For the rest of my trip, I'd find similar experiences popping up virtually every other day, mundane moments that suddenly become profound due to the shared connection between two very different people. A classmate and I shared the odd profoundness of trust and respect from village children with whom we played for hours 'til our legs were caked in dirt and our muscles ached. The drunken village chief hefted me into the air randomly while we danced to techno music at the farewell dinner. A friend and I wandered into a neighboring village and got a bunch of old men to talk to us by offering them cigarettes.

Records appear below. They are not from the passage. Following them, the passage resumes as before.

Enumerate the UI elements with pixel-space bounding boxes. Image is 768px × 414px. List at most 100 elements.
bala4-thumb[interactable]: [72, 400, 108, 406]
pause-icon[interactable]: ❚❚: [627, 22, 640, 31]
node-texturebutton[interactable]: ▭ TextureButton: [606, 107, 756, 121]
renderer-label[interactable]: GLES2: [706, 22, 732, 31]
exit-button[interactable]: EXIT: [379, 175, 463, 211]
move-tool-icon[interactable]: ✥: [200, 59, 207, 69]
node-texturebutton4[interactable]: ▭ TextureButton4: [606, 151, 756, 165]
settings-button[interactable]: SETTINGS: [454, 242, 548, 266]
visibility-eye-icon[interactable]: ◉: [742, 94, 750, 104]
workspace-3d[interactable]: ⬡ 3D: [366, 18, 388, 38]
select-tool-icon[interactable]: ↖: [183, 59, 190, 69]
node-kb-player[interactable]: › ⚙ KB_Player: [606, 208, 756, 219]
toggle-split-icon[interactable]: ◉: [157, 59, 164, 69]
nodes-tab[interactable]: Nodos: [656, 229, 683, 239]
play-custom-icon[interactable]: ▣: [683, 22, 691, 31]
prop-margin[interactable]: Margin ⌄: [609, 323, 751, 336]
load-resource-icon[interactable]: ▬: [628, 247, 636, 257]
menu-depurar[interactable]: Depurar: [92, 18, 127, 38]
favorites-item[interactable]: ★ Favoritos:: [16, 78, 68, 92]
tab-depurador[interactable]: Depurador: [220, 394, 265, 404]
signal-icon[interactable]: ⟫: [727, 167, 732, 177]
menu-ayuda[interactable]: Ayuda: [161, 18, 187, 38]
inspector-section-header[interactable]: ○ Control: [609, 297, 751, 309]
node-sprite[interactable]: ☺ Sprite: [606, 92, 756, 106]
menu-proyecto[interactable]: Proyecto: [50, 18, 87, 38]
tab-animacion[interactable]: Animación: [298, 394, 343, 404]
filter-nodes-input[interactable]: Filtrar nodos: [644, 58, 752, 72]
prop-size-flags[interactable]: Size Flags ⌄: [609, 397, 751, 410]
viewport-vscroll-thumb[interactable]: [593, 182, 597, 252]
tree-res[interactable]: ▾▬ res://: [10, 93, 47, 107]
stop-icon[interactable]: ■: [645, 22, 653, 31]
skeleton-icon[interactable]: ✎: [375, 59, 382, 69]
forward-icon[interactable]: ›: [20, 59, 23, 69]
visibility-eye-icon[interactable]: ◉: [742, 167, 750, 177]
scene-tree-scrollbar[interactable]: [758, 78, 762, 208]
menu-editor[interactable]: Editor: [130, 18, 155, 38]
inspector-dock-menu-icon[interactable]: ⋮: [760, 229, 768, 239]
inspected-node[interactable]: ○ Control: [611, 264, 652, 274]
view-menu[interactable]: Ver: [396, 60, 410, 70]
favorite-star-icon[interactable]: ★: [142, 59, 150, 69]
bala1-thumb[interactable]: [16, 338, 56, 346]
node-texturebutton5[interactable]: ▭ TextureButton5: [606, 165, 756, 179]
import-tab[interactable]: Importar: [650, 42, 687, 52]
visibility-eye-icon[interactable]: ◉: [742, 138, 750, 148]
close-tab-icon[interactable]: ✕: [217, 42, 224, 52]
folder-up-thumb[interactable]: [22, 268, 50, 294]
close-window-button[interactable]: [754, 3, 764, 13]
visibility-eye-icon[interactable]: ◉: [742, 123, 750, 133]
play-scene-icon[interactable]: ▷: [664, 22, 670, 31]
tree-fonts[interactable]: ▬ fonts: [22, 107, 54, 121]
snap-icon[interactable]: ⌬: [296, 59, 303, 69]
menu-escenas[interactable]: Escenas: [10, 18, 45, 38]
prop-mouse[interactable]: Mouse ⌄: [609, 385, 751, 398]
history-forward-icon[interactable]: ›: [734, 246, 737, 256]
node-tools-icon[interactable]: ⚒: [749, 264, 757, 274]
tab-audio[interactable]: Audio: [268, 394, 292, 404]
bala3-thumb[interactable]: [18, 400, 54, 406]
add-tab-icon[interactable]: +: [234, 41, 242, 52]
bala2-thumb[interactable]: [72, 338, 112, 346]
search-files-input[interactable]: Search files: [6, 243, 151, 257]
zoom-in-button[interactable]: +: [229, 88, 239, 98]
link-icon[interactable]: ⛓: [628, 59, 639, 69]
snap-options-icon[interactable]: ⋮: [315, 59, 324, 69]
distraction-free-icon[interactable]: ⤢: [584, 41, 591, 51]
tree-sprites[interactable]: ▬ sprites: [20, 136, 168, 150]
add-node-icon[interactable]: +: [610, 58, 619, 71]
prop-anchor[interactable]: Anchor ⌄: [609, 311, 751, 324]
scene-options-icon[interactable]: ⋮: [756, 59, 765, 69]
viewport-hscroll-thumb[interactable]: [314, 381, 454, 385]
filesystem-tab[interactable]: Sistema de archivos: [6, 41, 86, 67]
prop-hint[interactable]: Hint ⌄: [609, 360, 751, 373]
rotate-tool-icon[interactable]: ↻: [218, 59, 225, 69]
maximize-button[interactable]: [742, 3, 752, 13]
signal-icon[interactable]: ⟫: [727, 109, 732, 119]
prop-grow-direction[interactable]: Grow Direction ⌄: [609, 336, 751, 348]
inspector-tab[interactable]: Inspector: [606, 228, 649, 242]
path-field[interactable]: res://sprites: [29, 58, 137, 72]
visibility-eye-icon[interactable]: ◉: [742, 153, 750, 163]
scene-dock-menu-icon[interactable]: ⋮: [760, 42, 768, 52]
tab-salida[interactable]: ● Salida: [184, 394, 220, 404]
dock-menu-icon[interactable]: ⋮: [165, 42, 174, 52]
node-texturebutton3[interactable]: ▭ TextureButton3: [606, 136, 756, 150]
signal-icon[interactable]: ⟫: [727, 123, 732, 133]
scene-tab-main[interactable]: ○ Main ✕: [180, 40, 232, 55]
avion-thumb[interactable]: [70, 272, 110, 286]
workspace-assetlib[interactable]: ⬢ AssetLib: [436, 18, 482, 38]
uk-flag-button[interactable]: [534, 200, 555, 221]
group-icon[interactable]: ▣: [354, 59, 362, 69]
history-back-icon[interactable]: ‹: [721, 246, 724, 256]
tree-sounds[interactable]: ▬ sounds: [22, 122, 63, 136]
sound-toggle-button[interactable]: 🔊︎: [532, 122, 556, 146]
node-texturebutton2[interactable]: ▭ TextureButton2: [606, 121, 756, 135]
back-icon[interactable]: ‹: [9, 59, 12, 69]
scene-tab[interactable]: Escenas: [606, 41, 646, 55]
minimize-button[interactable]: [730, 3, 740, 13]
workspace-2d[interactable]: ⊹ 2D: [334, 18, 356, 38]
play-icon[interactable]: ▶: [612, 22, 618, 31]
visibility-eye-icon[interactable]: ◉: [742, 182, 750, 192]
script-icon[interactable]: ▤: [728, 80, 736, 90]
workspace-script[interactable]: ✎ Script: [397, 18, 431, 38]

With each one of these experiences, I began to understand the Chinese people more as individuals--rather than relying on sweeping generalizations that made me feel like a wei guo ren (outsider). It would be absurd to say that in three weeks I have understood such a large and diverse culture simply by visiting one village and two urban centers. However, I found that my experiences in China broadened my perspective of the world. In that sense, I'd argue that I've broken out of my circle of comfort amongst friends. There's now a small clan of Chinese people, from young children to old pipemakers, who'll recognize the skinny Indian guy with earrings and a wolf-ring (they were obsessed with it), and sit down with me and have a cup of tea and a conversation.
There lies the essence of travel (and in a broader sense, humane politics, to quote Dr. Popova): local stories, global impacts. Let yourself be a sponge absorbing the information and stimuli around you, and soak in the knowledge until some of it stays. My flight just landed. Germany, here I come.